Data science has never had more influence on the world. Large companies are now seeing the benefit of employing data scientists to interpret the vast amounts of data that now exists. However, the field is so new and is evolving so rapidly that the analysis produced can be haphazard at best.
The 9 Pitfalls of Data Science shows us real-world examples of what can go wrong. Written to be an entertaining read, this invaluable guide investigates the all too common mistakes of data scientists - who can be plagued by lazy thinking, whims, hunches, and prejudices - and indicates how they have been at the root of many disasters, including the Great Recession.

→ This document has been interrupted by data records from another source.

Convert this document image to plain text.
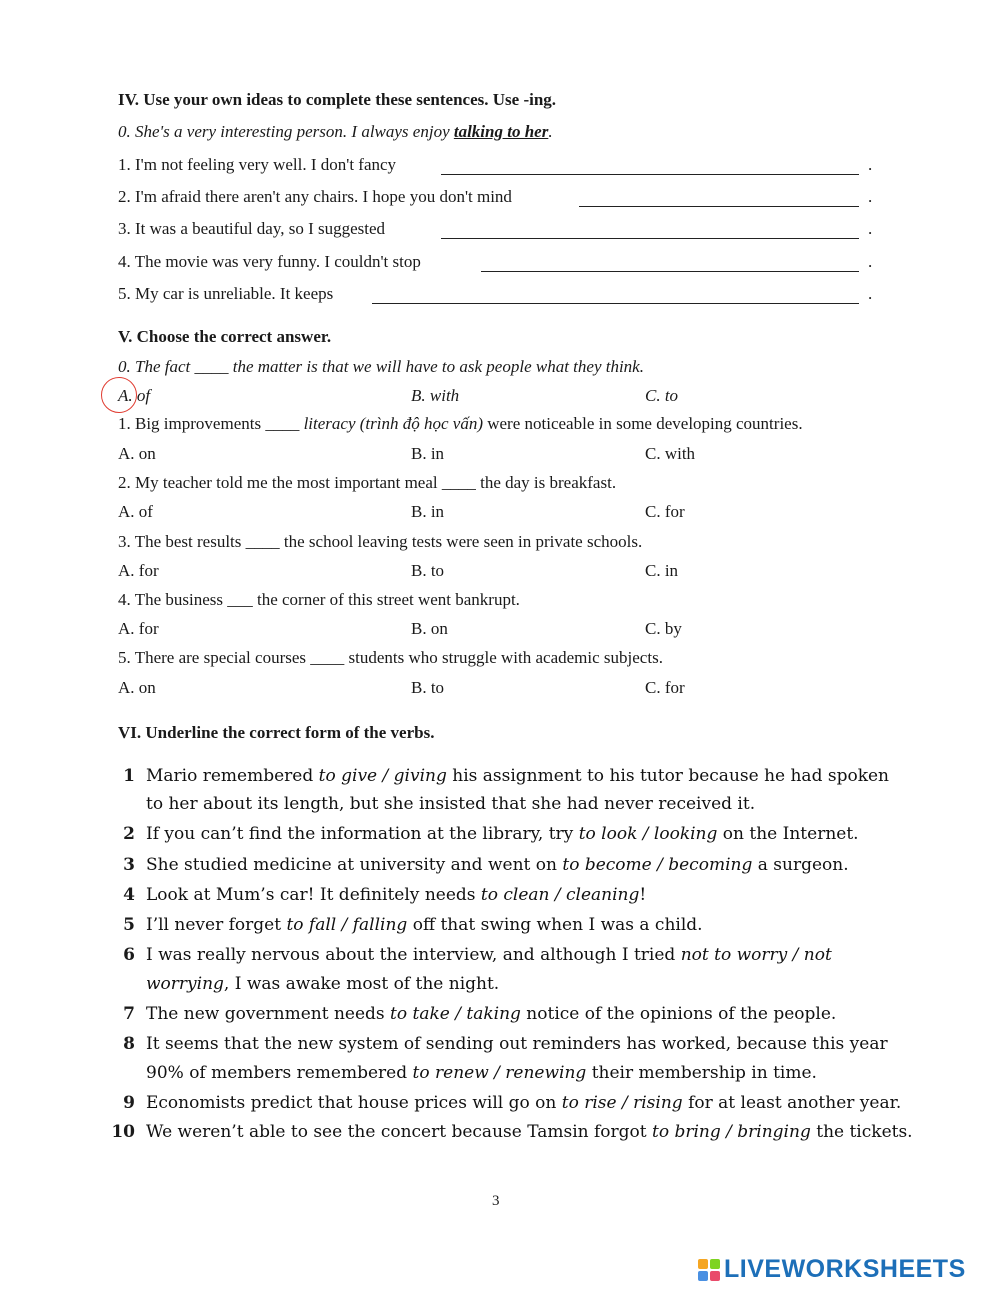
​
IV. Use your own ideas to complete these sentences. Use -ing.
0. She's a very interesting person. I always enjoy talking to her.
1. I'm not feeling very well. I don't fancy	.
2. I'm afraid there aren't any chairs. I hope you don't mind	.
3. It was a beautiful day, so I suggested	.
4. The movie was very funny. I couldn't stop	.
5. My car is unreliable. It keeps	.
V. Choose the correct answer.
0. The fact ____ the matter is that we will have to ask people what they think.
A. of	B. with	C. to
1. Big improvements ____ literacy (trình độ học vấn) were noticeable in some developing countries.
A. on	B. in	C. with
2. My teacher told me the most important meal ____ the day is breakfast.
A. of	B. in	C. for
3. The best results ____ the school leaving tests were seen in private schools.
A. for	B. to	C. in
4. The business ___ the corner of this street went bankrupt.
A. for	B. on	C. by
5. There are special courses ____ students who struggle with academic subjects.
A. on	B. to	C. for
VI. Underline the correct form of the verbs.
1 Mario remembered to give / giving his assignment to his tutor because he had spoken
to her about its length, but she insisted that she had never received it.
2 If you can’t find the information at the library, try to look / looking on the Internet.
3 She studied medicine at university and went on to become / becoming a surgeon.
4 Look at Mum’s car! It definitely needs to clean / cleaning!
5 I’ll never forget to fall / falling off that swing when I was a child.
6 I was really nervous about the interview, and although I tried not to worry / not
worrying, I was awake most of the night.
7 The new government needs to take / taking notice of the opinions of the people.
8 It seems that the new system of sending out reminders has worked, because this year
90% of members remembered to renew / renewing their membership in time.
9 Economists predict that house prices will go on to rise / rising for at least another year.
10 We weren’t able to see the concert because Tamsin forgot to bring / bringing the tickets.
3
LIVEWORKSHEETS
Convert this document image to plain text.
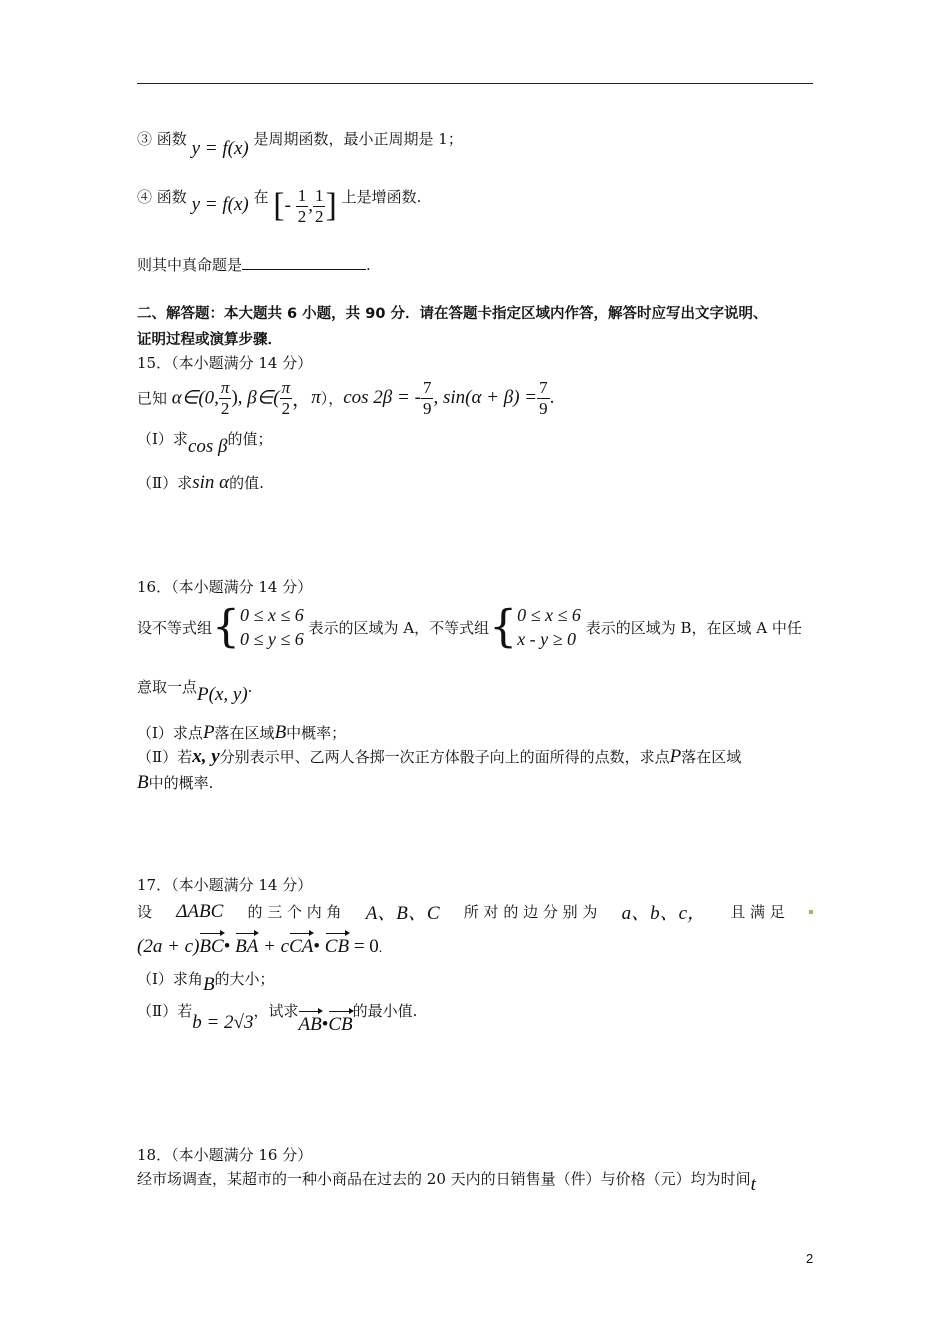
③ 函数 y = f(x) 是周期函数，最小正周期是 1；
④ 函数 y = f(x) 在 [- $\frac{1}{2}$ , $\frac{1}{2}$ ] 上是增函数.
则其中真命题是	.
二、解答题：本大题共 6 小题，共 90 分．请在答题卡指定区域内作答，解答时应写出文字说明、
证明过程或演算步骤．
15．（本小题满分 14 分）
已知 α∈(0, $\frac{\pi}{2}$ ), β∈( $\frac{\pi}{2}$ ，π），cos 2β = - $\frac{7}{9}$ , $\sin(\alpha + \beta) = \frac{7}{9}$ .
（Ⅰ）求cos β的值；
（Ⅱ）求sin α的值.
16．（本小题满分 14 分）
设不等式组{ 0 ≤ x ≤ 6
0 ≤ y ≤ 6
表示的区域为 A，不等式组{ 0 ≤ x ≤ 6
x - y ≥ 0
表示的区域为 B，在区域 A 中任
意取一点P(x, y).
（Ⅰ）求点P落在区域B中概率；
（Ⅱ）若x, y分别表示甲、乙两人各掷一次正方体骰子向上的面所得的点数，求点P落在区域
B中的概率.
17．（本小题满分 14 分）
设 ΔABC 的 三 个 内 角 A、B、C 所 对 的 边 分 别 为 a、b、c， 且 满 足
(2a + c)BC• BA + cCA• CB = 0.
（Ⅰ）求角B的大小；
（Ⅱ）若b = 2√3，试求AB•CB的最小值.
18．（本小题满分 16 分）
经市场调查，某超市的一种小商品在过去的 20 天内的日销售量（件）与价格（元）均为时间t
2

Gary Smith and Jay Cordes emphasise how scientific rigor and critical thinking skills are indispensable in this age of Big Data, as machines often find meaningless patterns that can lead to dangerous false conclusions. The 9 Pitfalls of Data Science is loaded with entertaining tales of both successful and misguided approaches to interpreting data, both grand successes and epic failures. These cautionary tales will not only help data scientists be more effective, but also help the public distinguish between good and bad data science.
Only read this if you work in a data science adjacent field. Communications version of technical concepts in data science. A few useful tidbits of information are hammered home via pithy stories, however, the fake names and simplicity of the concepts conveyed in the stories is slightly boring. It is a super quick read.
Some interesting takeaways for A/B testing and data analytics: -- Regression toward the mean (things that perform better than the mean or worse than the mean will probably regress closer to that point in the future) -- Having a test with more than 6 variants has an 80% chance of having a random statistically significant variant -- Only 8% of tests run by scientists with hypothesis' written out before the test show significant results. The random odds a test shows significant results is 6%.
Not very deep -- 9 pitfalls summarized as "have the theory before trying to find proof in the data otherwise you'll find nonsense patterns". Does not address what happens if your theory is nonsense to start with. Rightly criticizes deep learning for being a black box, not indicating whys. Does not convince me that "proper" data science does not suffer the same ailment.
Logic-based reasoning stands lonely and unrealized as the only viable alternative.